Dari permasalahan inilah kemudian muncul usaha-usaha kaum Orientalis memandang
al-Quran sebagai objek kajian yang menantang diri mereka untuk membuktikan
bahwasanya kitab suci al-Qur’an hanyalah sebatas karangan Muhammad saja, bukan
firman Allah.
Adapun argumen mereka (para
Orientalis) mempertanyakan keaslian al-Qur’an yaitu dilihat dari sisi bacaan
yang beragam atau Qiraat al-Qur’an. Keragaman bacaan yang mereka jumpai dari
kalangan muslim ini menjadi senjata paling mujarab untuk mengatakan al-Qur’an
bukan Firman Allah, melainkan hanya sebatas bacaan atau tulisan yang dikarang
oleh Muhammad saja. Keberanian mereka mengatakan hal sedemikian juga dilandasi
karena rasa kekecewaan mereka terhadap kitab sucinya sendiri yang telah
mengalami perubahan atau pembaruan berkali-kali. Oleh sebab itu, di dalam
makalah ini akan menerangkan hal-hal yang berkaitan dengan Qiraat dalam
pandangan Orientalis. Berkaitan dengan bagaimana pandangan orientalis terhadap
Qiraat al-Qur’an, contoh kritikan orientalis terhadap Qiraat dan pengaruh
Kritikan Orientalis
Pembahasan
1. Pengertian Orientalis
Sebelum
memperlajari pemikiran-pemikiran orang orientalis lebih lanjut ada baiknya
terlebih dahulu dijabarkan apa itu orientalis. Karena fokus makalah ini
menjelaskan pandangan dan kritikan orientalis terhadap Qiraat al-Qur’an tentu
punya dua objek besar yaitu Orientalis dan Qiraat. Namun di sini tidak akan
dijelaskan apa itu pengertian Qiraat karena istilah Qiraat sudah mafhum
dikalangan pengkaji al-Qur’an.
Istilah
Orientalis mengandung pengertian segala sesuatu yang berhubungan dengan kajian
Timur kebalikan orientalis adalah Occidentalis yaitu kajian Barat.

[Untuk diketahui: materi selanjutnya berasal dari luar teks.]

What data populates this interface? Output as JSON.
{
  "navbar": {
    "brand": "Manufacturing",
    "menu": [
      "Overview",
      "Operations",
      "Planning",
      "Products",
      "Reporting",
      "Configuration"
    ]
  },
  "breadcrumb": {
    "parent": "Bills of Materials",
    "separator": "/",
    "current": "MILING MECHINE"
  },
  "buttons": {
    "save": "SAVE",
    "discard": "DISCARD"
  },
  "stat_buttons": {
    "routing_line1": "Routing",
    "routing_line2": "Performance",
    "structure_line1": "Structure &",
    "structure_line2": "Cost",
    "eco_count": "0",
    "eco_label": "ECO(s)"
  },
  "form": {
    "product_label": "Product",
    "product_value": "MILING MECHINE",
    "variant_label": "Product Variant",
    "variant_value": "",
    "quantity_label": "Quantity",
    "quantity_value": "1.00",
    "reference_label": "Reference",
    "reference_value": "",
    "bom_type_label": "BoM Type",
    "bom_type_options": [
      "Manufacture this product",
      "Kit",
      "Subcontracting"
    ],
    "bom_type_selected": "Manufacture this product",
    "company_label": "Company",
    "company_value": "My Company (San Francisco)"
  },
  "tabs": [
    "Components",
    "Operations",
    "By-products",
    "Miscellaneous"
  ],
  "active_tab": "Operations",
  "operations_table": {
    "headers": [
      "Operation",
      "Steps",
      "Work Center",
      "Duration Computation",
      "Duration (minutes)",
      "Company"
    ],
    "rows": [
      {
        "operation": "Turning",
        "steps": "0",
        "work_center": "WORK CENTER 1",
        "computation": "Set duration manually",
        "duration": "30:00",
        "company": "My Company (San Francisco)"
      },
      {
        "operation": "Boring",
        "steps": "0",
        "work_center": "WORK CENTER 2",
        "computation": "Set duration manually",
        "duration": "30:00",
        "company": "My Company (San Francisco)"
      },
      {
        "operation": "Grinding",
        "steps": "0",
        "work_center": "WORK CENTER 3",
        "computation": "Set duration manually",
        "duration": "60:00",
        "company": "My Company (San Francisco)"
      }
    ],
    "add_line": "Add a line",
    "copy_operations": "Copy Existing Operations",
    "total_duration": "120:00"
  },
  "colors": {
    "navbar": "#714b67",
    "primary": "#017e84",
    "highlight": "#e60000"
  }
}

Kata
‘kajian’ di sini mencakup berbagai aspek dari mulai budaya, bahasa, sejarah
hingga sampai keilmuan yang berada di wilayah Barat atau Timur.[1]
Sementara ini
pemahaman seseorang ketika menyebut wilayah Barat dan Timur hanya terbayang di
kepalanya yaitu bahasa, budaya, politik, ekonomi dan sejarah yang meliputi
wilayah tersebut. Namun, sering kali tidak disadari penyebutan Barat dan Timur
menjadi rancu manakala dilihat dari letak geografis suatu wilayah. Australia
misalnya, secara geografis tentu masih berada di wilayah Timur tetapi dari segi
kultural dan budaya Australia menggunakan bahasa Inggris. Begitu pula Rusia
terletak di antara Barat dan Timur.[2]
Kesalahfahaman seperti ini sudah beredar di mana saja dan sudah mafhum dipahami
oleh kebanyakan orang, karena selama ini tolak ukur yang membedakan antara
orang Barat dan Timur hanya sebatas warna kulit saja.
Orang-orang
orientalis mengkaji agama Islam atau al-Qur’an tak lebih adalah sebagai bentuk
usaha mereka untuk membuktikan keontetikan al-Qur’an dari sisi bacaan maupun
tulisannya. Hal lain yang melatarbelakangi mereka tentu tidak bisa dipungkiri
tentang rasa kekecewaan mereka terhadap kitab sucinya sendiri (al-Kitab) karena
telah mengalami berulangkali pembaruan sehingga tidak bisa terjamin keaslian
atau keontetikannya sebagai kitab suci. Salah satu senjata mereka untuk
membuktikan ketidakaslian kitab suci al-Qur’an ialah melalui cara baca
al-Qur’an yang bermacam-macam. Dari sini mereka berargumen mana mungkin sebuah
kitab yang dikatakan terjaga keasliannya namun dijumpai banyak variansi bacaan
dalam kitab suci tersebut. Seharusnya kalau berkata kitab suci al-Qur’an masih
terjaga keasliannya tentu cara bacanya pula disepakati dengan satu bacaan saja.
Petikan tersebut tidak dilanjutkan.